Cet Evangile, bien qu’éloquent, pourrait être interprété de manière bien superficielle ! Une lecture un peu trop rapide laisserait croire que l’humilité est acquise par le simple fait de prendre la dernière place. Malheureusement, ce peut être l’orgueil qui nous pousse à nous asseoir au dernier rang. Nous savons tous que la vanité peut prendre le masque de la modestie !

L’humilité a ceci de particulier, qu’elle s’ignore elle même. Elle ne peut s’obtenir par calcul ! Le théologien Urs Von Balthasar dit à son propos : « Il est difficile de définir l’humilité comme vertu. On ne peut pas vraiment chercher à l’acquérir, car on voudrait alors arriver à quelque chose. Ceux qui possèdent cette vertu ne peuvent ni le savoir, ni le constater. On peut simplement dire négativement : l’homme ne doit rien chercher pour lui même. Alors, il ne se met pas de lui-même à la place éminente où l’on est vu, remarqué, hautement estimé ; il ne doit pas non plus calculer qui il doit inviter à un repas pour être invité en retour. S’il se met à la dernière place, ce n’est pas pour être jugé humble et si on le prie de monter plus haut, cela ne le réjouit pas pour lui-même, mais comme témoignage de la bienveillance de celui qui l’a invité. Il ne s’évalue pas du tout lui-même parce qu’il n’attache pas d’intérêt au rang qu’il occupe parmi les hommes. »

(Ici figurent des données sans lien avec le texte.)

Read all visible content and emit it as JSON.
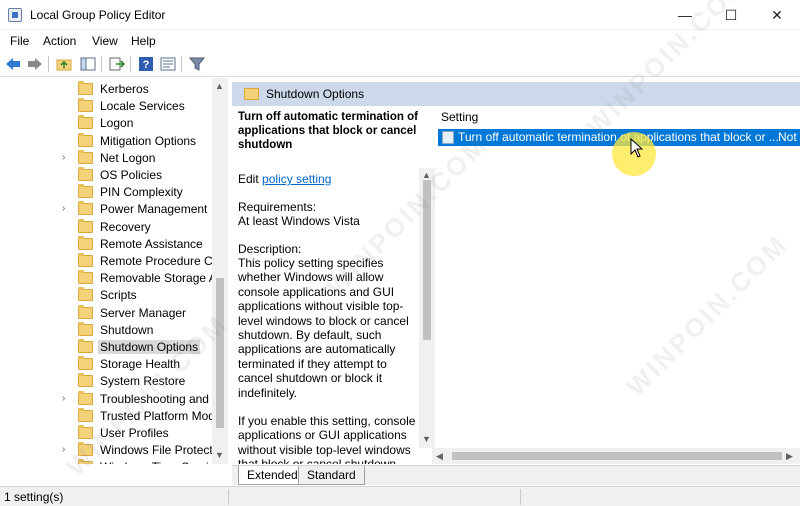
{
  "window": {
    "title": "Local Group Policy Editor",
    "min_glyph": "—",
    "max_glyph": "☐",
    "close_glyph": "✕"
  },
  "menu": [
    "File",
    "Action",
    "View",
    "Help"
  ],
  "toolbar": {
    "icons": [
      "back-arrow-icon",
      "forward-arrow-icon",
      "up-folder-icon",
      "show-hide-tree-icon",
      "export-list-icon",
      "help-icon",
      "properties-icon",
      "filter-icon"
    ]
  },
  "tree": {
    "items": [
      {
        "label": "Kerberos",
        "expandable": false,
        "selected": false
      },
      {
        "label": "Locale Services",
        "expandable": false,
        "selected": false
      },
      {
        "label": "Logon",
        "expandable": false,
        "selected": false
      },
      {
        "label": "Mitigation Options",
        "expandable": false,
        "selected": false
      },
      {
        "label": "Net Logon",
        "expandable": true,
        "selected": false
      },
      {
        "label": "OS Policies",
        "expandable": false,
        "selected": false
      },
      {
        "label": "PIN Complexity",
        "expandable": false,
        "selected": false
      },
      {
        "label": "Power Management",
        "expandable": true,
        "selected": false
      },
      {
        "label": "Recovery",
        "expandable": false,
        "selected": false
      },
      {
        "label": "Remote Assistance",
        "expandable": false,
        "selected": false
      },
      {
        "label": "Remote Procedure Cal",
        "expandable": false,
        "selected": false
      },
      {
        "label": "Removable Storage Ac",
        "expandable": false,
        "selected": false
      },
      {
        "label": "Scripts",
        "expandable": false,
        "selected": false
      },
      {
        "label": "Server Manager",
        "expandable": false,
        "selected": false
      },
      {
        "label": "Shutdown",
        "expandable": false,
        "selected": false
      },
      {
        "label": "Shutdown Options",
        "expandable": false,
        "selected": true
      },
      {
        "label": "Storage Health",
        "expandable": false,
        "selected": false
      },
      {
        "label": "System Restore",
        "expandable": false,
        "selected": false
      },
      {
        "label": "Troubleshooting and D",
        "expandable": true,
        "selected": false
      },
      {
        "label": "Trusted Platform Mod",
        "expandable": false,
        "selected": false
      },
      {
        "label": "User Profiles",
        "expandable": false,
        "selected": false
      },
      {
        "label": "Windows File Protectic",
        "expandable": true,
        "selected": false
      },
      {
        "label": "Windows Time Service",
        "expandable": true,
        "selected": false
      }
    ]
  },
  "detail": {
    "header": "Shutdown Options",
    "policy_title": "Turn off automatic termination of applications that block or cancel shutdown",
    "edit_prefix": "Edit",
    "edit_link": "policy setting",
    "requirements_label": "Requirements:",
    "requirements_value": "At least Windows Vista",
    "description_label": "Description:",
    "description_text": "This policy setting specifies whether Windows will allow console applications and GUI applications without visible top-level windows to block or cancel shutdown. By default, such applications are automatically terminated if they attempt to cancel shutdown or block it indefinitely.",
    "description_more": "If you enable this setting, console applications or GUI applications without visible top-level windows that block or cancel shutdown will"
  },
  "list": {
    "column_setting": "Setting",
    "rows": [
      {
        "setting": "Turn off automatic termination of applications that block or ...",
        "state": "Not"
      }
    ]
  },
  "tabs": [
    "Extended",
    "Standard"
  ],
  "status": {
    "text": "1 setting(s)"
  },
  "colors": {
    "selection": "#0078d7",
    "header_band": "#cdd9ea",
    "link": "#0066cc"
  },
  "watermark": "WINPOIN.COM"
}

En définitive, l’humilité consiste à se perdre de vue !
Comment donc appliquer ce conseil du Siracide : « Mon fils, accomplis toute chose dans l’humilité » ?

Je crois qu’un seul chemin nous donne accès à l’humilité : celui de l’amour. Etre humble n’est possible que lorsque l’on a trouvé un « autre » qui nous permet d’accomplir ce décentrement. Nous ne pouvons nous perdre de vue que si notre regard est attiré par un autre que nous même ! Or plus cet autre exerce sur nous une attraction vitale, plus il est digne d’amour, plus facile sera l’acquisition de l’humilité !

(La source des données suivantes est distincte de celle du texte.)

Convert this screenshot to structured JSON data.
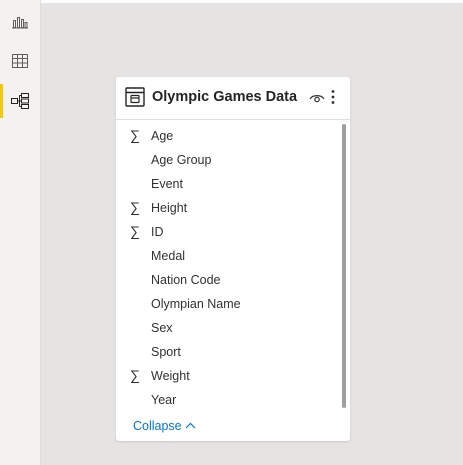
{
  "sidebar": {
    "items": [
      {
        "name": "report-view",
        "icon": "bar-chart-icon",
        "active": false
      },
      {
        "name": "data-view",
        "icon": "table-grid-icon",
        "active": false
      },
      {
        "name": "model-view",
        "icon": "model-icon",
        "active": true
      }
    ],
    "accent": "#f2c811"
  },
  "table_card": {
    "title": "Olympic Games Data",
    "icon": "table-icon",
    "fields": [
      {
        "label": "Age",
        "aggregate": true
      },
      {
        "label": "Age Group",
        "aggregate": false
      },
      {
        "label": "Event",
        "aggregate": false
      },
      {
        "label": "Height",
        "aggregate": true
      },
      {
        "label": "ID",
        "aggregate": true
      },
      {
        "label": "Medal",
        "aggregate": false
      },
      {
        "label": "Nation Code",
        "aggregate": false
      },
      {
        "label": "Olympian Name",
        "aggregate": false
      },
      {
        "label": "Sex",
        "aggregate": false
      },
      {
        "label": "Sport",
        "aggregate": false
      },
      {
        "label": "Weight",
        "aggregate": true
      },
      {
        "label": "Year",
        "aggregate": false
      }
    ],
    "sigma_symbol": "∑",
    "collapse_label": "Collapse"
  },
  "colors": {
    "canvas": "#e5e4e3",
    "link": "#0078d4"
  }
}
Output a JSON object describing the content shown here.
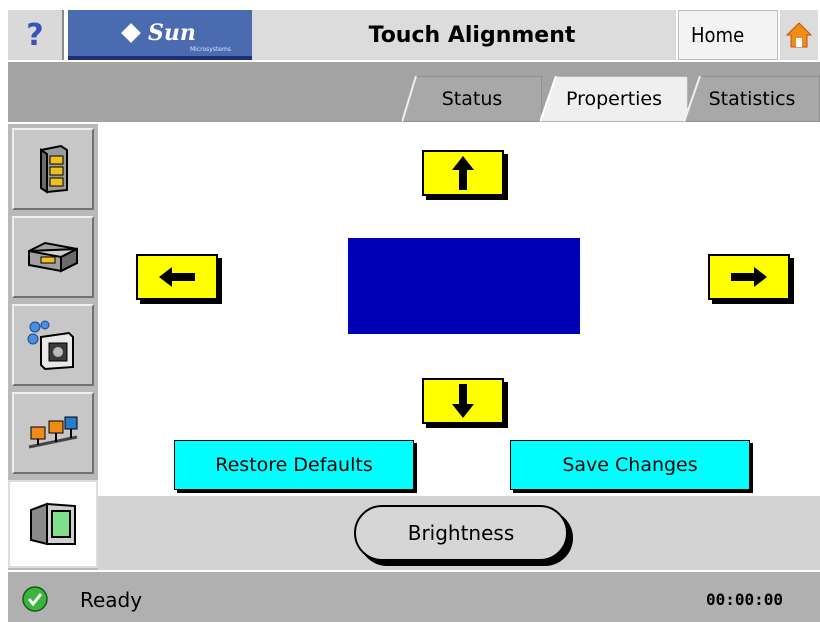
{
  "header": {
    "help_label": "?",
    "logo_text": "Sun",
    "logo_subtext": "Microsystems",
    "title": "Touch Alignment",
    "home_label": "Home"
  },
  "tabs": [
    {
      "label": "Status",
      "active": false
    },
    {
      "label": "Properties",
      "active": true
    },
    {
      "label": "Statistics",
      "active": false
    }
  ],
  "sidebar": {
    "items": [
      {
        "icon": "server-rack-icon",
        "active": false
      },
      {
        "icon": "tape-drive-icon",
        "active": false
      },
      {
        "icon": "device-bubbles-icon",
        "active": false
      },
      {
        "icon": "network-nodes-icon",
        "active": false
      },
      {
        "icon": "monitor-display-icon",
        "active": true
      }
    ]
  },
  "alignment": {
    "up_icon": "arrow-up-icon",
    "down_icon": "arrow-down-icon",
    "left_icon": "arrow-left-icon",
    "right_icon": "arrow-right-icon",
    "target_color": "#0000b4",
    "arrow_color": "#ffff00"
  },
  "actions": {
    "restore_label": "Restore Defaults",
    "save_label": "Save Changes",
    "brightness_label": "Brightness",
    "button_color": "#00ffff"
  },
  "status": {
    "text": "Ready",
    "clock": "00:00:00",
    "icon": "check-ok-icon"
  }
}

Voici pourquoi saint Paul, dans l’Epitre aux hébreux, nous rappelle le but de notre chemin : « Frères, quand vous êtes venus vers Dieu, (…) vous êtes venus vers la montagne de Sion et vers la ville du Dieu vivant, la Jérusalem céleste, vers des myriades d’anges en fête et vers l’assemblée des premiersnés dont les noms sont inscrits dans les cieux. Vous êtes venus vers Dieu, le juge de tous, et vers les esprits des justes amenés à la perfection. Vous êtes
venus vers Jésus, le médiateur d’une alliance nouvelle. »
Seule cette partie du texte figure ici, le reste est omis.